Grafik konsentrasi PM2.5 di Stasiun AQMS Pontianak Tenggara menunjukkan fluktuasi kualitas udara yang sempat menyentuh kategori sangat tidak sehat pada jam-jam tertentu.
Grafik konsentrasi PM2.5 di Stasiun AQMS Pontianak Tenggara menunjukkan fluktuasi kualitas udara yang sempat menyentuh kategori sangat tidak sehat pada jam-jam tertentu. (Dok. HO/Faktakalbar.id)

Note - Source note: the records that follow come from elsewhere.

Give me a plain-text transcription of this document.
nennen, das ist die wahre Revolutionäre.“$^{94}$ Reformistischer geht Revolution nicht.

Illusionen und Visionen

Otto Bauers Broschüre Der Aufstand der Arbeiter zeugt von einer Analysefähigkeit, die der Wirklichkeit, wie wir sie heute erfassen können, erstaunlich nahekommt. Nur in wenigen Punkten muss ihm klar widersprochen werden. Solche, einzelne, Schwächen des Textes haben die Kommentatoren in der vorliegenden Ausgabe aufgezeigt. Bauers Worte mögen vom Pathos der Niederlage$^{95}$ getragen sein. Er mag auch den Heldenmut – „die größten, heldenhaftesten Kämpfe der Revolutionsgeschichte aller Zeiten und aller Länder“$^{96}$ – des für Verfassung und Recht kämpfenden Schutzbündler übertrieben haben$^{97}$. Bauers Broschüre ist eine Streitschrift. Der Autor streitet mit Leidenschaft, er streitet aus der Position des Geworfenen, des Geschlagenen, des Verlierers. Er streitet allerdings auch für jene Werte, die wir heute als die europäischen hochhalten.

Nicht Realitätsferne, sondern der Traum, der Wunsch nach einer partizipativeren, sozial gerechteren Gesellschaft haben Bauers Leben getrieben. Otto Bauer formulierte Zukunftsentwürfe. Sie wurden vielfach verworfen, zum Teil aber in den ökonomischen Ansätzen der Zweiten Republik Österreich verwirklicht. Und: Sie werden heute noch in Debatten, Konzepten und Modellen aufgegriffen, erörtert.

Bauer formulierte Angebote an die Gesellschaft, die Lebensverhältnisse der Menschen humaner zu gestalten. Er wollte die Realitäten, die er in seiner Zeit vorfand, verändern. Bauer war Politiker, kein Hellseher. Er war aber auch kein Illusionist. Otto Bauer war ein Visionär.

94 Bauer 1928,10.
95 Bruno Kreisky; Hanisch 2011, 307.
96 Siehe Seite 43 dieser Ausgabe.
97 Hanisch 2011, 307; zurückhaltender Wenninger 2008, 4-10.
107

Faktakalbar.id, PONTIANAK – Kondisi kualitas udara Kota Pontianak dilaporkan mengalami penurunan signifikan dibandingkan hari sebelumnya.

Berdasarkan data Indeks Standar Pencemar Udara (ISPU), polusi udara di ibu kota Kalimantan Barat ini masuk dalam kategori Tidak Sehat dengan tren fluktuatif yang sempat menyentuh level berbahaya pada jam-jam tertentu.

Baca Juga: Kalimantan Barat Segera Tetapkan Status Siaga Darurat Karhutla, Modifikasi Cuaca Jadi Opsi Utama

Berdasarkan pemantauan Stasiun AQMS di Kecamatan Pontianak Tenggara, kondisi polusi ekstrem terjadi dalam tiga periode waktu utama.

Gelombang pertama polusi tinggi tercatat pada sore hingga malam hari, tepatnya pukul 15.30 hingga 19.30 WIB. Selanjutnya, kondisi serupa kembali berulang pada dini hari pukul 00.00 hingga 02.30 WIB, serta pagi hari pukul 05.30 hingga 06.00 WIB.